What else it means could be fairly significant going forward. Needless to say, Landry’s independence could be a sizable problem for Edwards and a potential fly in his ointment on a whole host of issues surrounding Louisiana’s governance.
Last week Baton Rouge managed to get some international publicity, as the Australian news.com.au featured the city in a long article.
About serial killers, unfortunately, and the fact that between five of them some 70 people have died. Which makes Baton Rouge something of the Serial Killer Capitol of the world.
It’s the kind of thing that makes you shriek “Why Us?” but we’ve got to own it.
John Bel Edwards hasn’t broken any campaign promises. Just ask John Bel Edwards.
Seriously. That’s what he’s saying.
Edwards says the proposals he’s made are different than talked about during the election, because the facts are different. He also says these proposals are not what he wanted, but necessary.
“It is time to stop living in a fantasy land, it’s time to stop pretending that things are better than they are. You’re going to see honest budgeting, you’re going to see responsible budgeting from me.”

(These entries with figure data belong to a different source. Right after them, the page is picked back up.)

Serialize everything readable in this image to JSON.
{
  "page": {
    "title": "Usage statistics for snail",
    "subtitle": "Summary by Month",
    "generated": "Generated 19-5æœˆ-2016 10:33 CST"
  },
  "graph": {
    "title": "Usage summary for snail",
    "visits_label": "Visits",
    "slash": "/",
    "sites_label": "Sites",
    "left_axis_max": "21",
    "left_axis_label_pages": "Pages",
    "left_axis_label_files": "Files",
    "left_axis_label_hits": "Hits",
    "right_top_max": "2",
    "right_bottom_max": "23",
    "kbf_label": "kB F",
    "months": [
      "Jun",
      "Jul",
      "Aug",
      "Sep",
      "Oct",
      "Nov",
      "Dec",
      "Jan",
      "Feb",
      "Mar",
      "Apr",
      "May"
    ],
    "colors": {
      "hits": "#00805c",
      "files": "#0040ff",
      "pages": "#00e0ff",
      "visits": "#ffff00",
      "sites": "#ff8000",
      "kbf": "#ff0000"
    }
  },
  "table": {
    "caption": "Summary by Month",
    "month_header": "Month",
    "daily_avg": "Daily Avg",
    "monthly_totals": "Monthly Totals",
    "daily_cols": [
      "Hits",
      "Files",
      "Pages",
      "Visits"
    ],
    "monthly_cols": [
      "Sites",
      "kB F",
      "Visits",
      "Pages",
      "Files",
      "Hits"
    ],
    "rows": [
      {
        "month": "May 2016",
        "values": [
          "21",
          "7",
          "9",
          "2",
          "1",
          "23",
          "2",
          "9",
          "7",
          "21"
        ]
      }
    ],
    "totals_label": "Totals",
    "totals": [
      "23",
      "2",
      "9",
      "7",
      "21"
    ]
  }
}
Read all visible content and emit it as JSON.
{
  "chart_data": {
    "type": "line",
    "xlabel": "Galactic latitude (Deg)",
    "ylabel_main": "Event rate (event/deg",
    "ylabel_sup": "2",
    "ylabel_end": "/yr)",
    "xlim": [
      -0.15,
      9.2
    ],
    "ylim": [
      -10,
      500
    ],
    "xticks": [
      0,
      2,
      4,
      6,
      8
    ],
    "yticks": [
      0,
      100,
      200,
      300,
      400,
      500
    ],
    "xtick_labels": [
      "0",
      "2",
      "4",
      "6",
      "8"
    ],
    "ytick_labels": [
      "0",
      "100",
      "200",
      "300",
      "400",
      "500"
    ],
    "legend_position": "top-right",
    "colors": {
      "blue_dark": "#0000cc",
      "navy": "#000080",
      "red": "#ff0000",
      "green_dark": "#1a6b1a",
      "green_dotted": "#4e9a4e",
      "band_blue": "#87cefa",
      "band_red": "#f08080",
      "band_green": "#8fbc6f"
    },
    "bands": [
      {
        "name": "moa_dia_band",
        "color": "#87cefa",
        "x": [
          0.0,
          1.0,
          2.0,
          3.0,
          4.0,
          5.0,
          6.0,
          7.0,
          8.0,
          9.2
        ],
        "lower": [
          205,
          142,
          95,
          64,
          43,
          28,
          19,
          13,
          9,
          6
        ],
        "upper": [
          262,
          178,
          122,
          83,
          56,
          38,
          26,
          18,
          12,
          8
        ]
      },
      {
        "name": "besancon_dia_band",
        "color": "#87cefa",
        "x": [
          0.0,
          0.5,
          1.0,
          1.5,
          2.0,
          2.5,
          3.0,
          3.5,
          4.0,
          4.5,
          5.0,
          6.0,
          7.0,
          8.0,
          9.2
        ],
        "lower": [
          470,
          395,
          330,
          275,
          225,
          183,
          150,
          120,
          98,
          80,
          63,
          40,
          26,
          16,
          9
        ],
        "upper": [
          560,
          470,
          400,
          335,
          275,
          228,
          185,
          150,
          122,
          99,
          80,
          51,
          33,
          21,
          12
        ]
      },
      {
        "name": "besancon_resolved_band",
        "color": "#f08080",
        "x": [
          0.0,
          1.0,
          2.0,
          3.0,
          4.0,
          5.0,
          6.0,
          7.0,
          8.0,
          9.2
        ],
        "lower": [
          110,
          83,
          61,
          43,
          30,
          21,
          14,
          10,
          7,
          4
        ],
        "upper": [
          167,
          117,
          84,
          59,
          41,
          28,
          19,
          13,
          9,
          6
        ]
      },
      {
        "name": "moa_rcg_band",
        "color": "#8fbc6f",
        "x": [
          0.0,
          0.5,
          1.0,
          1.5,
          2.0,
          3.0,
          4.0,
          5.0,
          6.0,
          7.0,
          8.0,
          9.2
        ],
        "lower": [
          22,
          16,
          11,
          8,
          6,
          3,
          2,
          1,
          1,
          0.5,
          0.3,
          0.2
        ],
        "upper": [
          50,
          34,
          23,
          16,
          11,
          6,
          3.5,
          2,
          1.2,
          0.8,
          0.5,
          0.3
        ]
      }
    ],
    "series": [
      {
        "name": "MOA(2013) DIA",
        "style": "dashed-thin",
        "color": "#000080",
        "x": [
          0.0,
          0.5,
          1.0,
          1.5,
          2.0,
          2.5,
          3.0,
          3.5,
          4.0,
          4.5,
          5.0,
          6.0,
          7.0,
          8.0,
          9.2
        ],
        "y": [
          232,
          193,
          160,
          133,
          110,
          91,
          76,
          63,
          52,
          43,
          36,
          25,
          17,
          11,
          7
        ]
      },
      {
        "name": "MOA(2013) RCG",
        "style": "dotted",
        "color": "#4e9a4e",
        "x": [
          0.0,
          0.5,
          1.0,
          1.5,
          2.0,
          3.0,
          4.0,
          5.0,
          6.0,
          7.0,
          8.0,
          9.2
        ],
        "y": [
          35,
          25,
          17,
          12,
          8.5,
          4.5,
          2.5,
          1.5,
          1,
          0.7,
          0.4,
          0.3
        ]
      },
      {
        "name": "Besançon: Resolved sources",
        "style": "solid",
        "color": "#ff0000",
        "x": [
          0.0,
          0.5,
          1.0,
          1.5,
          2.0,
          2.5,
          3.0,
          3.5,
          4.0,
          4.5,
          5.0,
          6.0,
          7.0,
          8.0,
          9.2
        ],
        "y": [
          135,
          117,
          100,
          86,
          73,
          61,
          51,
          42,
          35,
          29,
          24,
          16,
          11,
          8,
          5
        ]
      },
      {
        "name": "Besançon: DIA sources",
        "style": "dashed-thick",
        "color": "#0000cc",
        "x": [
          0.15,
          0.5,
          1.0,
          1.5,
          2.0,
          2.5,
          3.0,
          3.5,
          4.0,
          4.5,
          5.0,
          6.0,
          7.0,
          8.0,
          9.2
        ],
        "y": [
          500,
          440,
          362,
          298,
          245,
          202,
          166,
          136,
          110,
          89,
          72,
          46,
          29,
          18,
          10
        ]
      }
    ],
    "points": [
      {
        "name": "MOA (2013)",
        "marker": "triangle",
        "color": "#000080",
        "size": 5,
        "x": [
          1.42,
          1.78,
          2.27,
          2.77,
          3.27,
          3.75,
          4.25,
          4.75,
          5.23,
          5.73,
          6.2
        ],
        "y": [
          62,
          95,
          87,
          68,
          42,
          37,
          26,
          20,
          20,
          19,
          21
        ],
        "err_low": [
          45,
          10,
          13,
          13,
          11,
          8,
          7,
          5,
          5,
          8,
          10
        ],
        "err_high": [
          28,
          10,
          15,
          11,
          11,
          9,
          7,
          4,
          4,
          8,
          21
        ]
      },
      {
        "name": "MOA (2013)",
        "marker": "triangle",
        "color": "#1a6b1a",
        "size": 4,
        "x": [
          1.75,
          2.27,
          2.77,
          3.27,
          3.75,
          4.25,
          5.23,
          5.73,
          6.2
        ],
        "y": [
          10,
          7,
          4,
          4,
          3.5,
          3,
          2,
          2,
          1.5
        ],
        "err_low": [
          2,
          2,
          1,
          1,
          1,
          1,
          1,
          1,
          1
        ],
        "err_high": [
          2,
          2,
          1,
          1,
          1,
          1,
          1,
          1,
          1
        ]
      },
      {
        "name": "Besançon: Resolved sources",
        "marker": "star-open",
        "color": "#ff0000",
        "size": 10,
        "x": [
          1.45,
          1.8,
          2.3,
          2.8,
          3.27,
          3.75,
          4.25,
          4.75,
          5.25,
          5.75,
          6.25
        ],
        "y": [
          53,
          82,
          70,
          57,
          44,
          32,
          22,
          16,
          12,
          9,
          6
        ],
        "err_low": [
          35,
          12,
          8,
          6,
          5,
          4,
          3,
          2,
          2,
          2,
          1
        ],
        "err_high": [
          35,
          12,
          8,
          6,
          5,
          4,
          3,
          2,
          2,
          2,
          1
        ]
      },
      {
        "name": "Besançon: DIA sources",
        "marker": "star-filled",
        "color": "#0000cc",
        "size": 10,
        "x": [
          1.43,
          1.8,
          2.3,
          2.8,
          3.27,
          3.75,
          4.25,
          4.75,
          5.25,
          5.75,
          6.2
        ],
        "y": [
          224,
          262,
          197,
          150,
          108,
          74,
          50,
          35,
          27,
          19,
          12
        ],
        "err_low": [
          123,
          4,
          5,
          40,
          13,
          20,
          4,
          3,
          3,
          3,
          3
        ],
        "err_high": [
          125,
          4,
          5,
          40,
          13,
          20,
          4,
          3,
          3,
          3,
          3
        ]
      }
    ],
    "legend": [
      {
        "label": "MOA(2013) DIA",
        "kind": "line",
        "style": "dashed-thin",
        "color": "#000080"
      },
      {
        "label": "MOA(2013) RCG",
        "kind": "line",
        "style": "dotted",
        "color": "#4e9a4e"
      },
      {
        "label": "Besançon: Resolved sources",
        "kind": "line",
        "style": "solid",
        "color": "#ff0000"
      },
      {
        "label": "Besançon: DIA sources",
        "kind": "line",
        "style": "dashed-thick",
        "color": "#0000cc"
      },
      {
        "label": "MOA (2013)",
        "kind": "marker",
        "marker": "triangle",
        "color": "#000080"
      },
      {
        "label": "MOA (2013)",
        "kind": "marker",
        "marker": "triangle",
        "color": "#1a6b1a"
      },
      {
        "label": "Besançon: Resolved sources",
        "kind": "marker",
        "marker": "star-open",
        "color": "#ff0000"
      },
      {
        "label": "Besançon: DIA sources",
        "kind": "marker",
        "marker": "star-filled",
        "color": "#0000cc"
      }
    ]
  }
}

Edwards says during his campaign the state’s financial situation wasn’t as bad as it is now. He says next fiscal year’s 1.9 billion dollar shortfall does not have an additional dollar accounted for inflation or anything else.
“There is no additional money there to count for merit raises for state employees, there is no money in there for a K-12 finding formula increase. In the strictest sense of the phrase, this is a continuation budget.”
Last week when the Public Affairs Research Council put out their analysis of the budget and roadmap to balancing it, they shaved some $600 million off the deficit by going to a static budget that didn’t include pay raises and so forth. Edwards is now calling PAR liars by alleging his $1.9 billion deficit comes after already doing that.
Without seeing a detailed presentation of what he has, we’re going to side with PAR on this one. Edwards has done little to bolster his credibility on issues of the budget or anything else.